Мне лично такое времяпрепровождение нравилось. Месяц жизни на природе проходил сродни курорту, а что о питании – кормили как на убой. Баня опять же у родника. А еще умелец какой плотинку соорудит, вот и прудик для купания. Чувствуете, как захватывает тема прошлого? Но вернемся «к нашим баранам», то есть к собакам.
Пес лег у моей палатки, признав меня хозяином.
Вспомните, дорогой читатель, бывало, наверное, такое и у вас: идешь по улице и вдруг увяжется откуда-то взявшаяся собака и бредет следом, учуяв в вас родственную душу или запах добра (есть, наверное, такой в природе).
Пес прожил в лагере месяц. Руководство отряда оповестило жителей окрестных деревень о приблудившейся лайке, но никто не откликнулся. Хотя механизаторы поговаривали, что в селе, километрах в тридцати, живет охотник-лосятник и собаки у него «что надо». Я забрал пса себе. Не оставлять же его в чистом поле.
Проживал я в те времена в пригороде, и смастерить вольер и будку не составило большого труда. Так мы обрели друг друга.

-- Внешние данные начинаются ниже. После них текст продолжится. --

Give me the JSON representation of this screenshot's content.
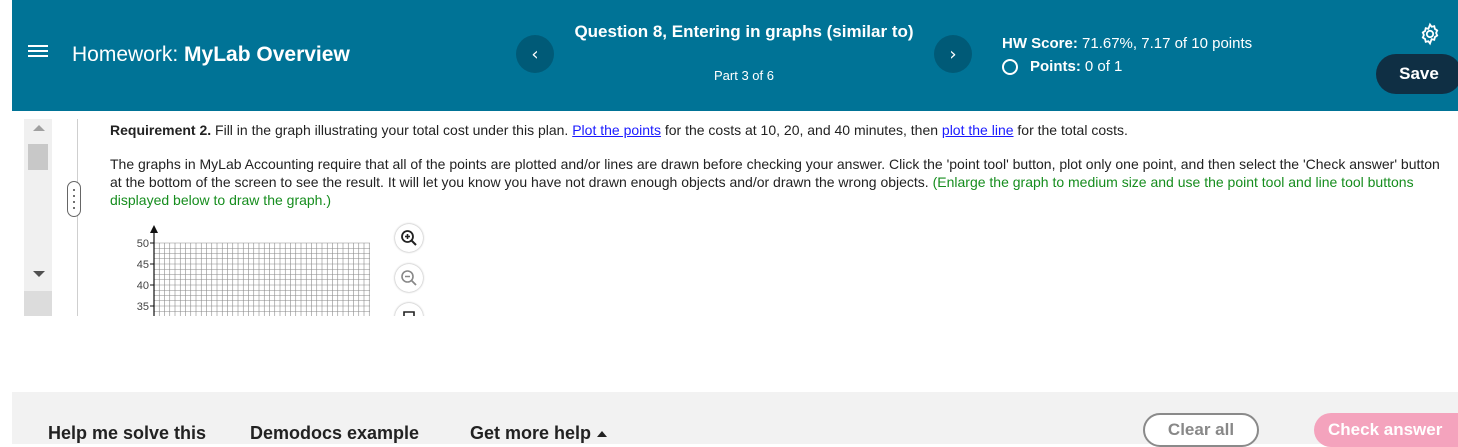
{
  "header": {
    "homework_prefix": "Homework:",
    "homework_name": "MyLab Overview",
    "question_title": "Question 8, Entering in graphs (similar to)",
    "question_part": "Part 3 of 6",
    "prev_label": "‹",
    "next_label": "›",
    "score_label": "HW Score:",
    "score_value": "71.67%, 7.17 of 10 points",
    "points_label": "Points:",
    "points_value": "0 of 1",
    "save_label": "Save"
  },
  "content": {
    "req_bold": "Requirement 2.",
    "req_text1": "Fill in the graph illustrating your total cost under this plan.",
    "req_link1": "Plot the points",
    "req_text2": "for the costs at 10, 20, and 40 minutes, then",
    "req_link2": "plot the line",
    "req_text3": "for the total costs.",
    "para_text": "The graphs in MyLab Accounting require that all of the points are plotted and/or lines are drawn before checking your answer. Click the 'point tool' button, plot only one point, and then select the 'Check answer' button at the bottom of the screen to see the result. It will let you know you have not drawn enough objects and/or drawn the wrong objects.",
    "para_green": "(Enlarge the graph to medium size and use the point tool and line tool buttons displayed below to draw the graph.)",
    "graph": {
      "y_ticks": [
        "50",
        "45",
        "40",
        "35"
      ]
    }
  },
  "footer": {
    "help_label": "Help me solve this",
    "demo_label": "Demodocs example",
    "more_label": "Get more help",
    "clear_label": "Clear all",
    "check_label": "Check answer"
  },
  "colors": {
    "header_bg": "#007396",
    "save_bg": "#0f2f44",
    "link": "#1a1aff",
    "green_text": "#168d1e",
    "check_bg": "#f4a3bd"
  }
}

Бурана, как я назвал пса, можно было отнести к собакам среднего хода. Он не отбегал далеко и надолго и всегда контролировал направление моего движения, ничего старательно не вынюхивал, давая понять, что зверя, по которому он работает, здесь нет, а показывать усердие, чтобы понравиться хозяину, это было не в характере Бурана.
Осмысленность поведения пса восхищала и поражала. На прогулках он просто читал мои мысли и ни разу не дал повода для окрика.
Очеловечивать животных, и в частности собак, в корне неправильно, я понимал это как физиолог и приверженец теории условных рефлексов И. П. Павлова. Но, гуляя с Бураном в пригородных лесах, просто поражался уровню его интеллекта, аристократичности, управляемости. Он будто все, что нужно делать, знал заранее, просто оторопь брала и какой-то суеверный страх. А ведь я не приложил никаких усилий для его воспитания.
Дождаться открытия охоты по лосю (теплилась надежда, что пес имеет отношение к собакам «что надо») стоило большого труда, пятки горели. И вот за неделю до получения лицензий утром прихожу к вольеру с ведерком корма – Бурана нет. Замок на месте, подкопов и дыр в сетке нет, но и собаки нет. Заперев корм, отправился на поиски. Прошел два дома поселка, бросил взгляд на детскую площадку и увидел в песочнице, дети в которой уже не играли по причине поздней осени, сидит мой Буран с грязной, покрытой колтунами болонкой. И рядом больше ни одного пса, не так обычно бывает на собачьих свадьбах. Взял Бурана на поводок и первый раз отчитал как следует. Он не сопротивлялся, покорно, не натягивая ремешка, пошел за мной, даже не взглянув на свою «возлюбленную». На следующее утро все повторилось в точности, как накануне, все запоры на месте – собаки нет. Оказывается, мой Буран спокойно, как скалолаз, цепляясь когтями за ячейки, перелазил через двухметровую сетку-рабицу и уходил на свидание.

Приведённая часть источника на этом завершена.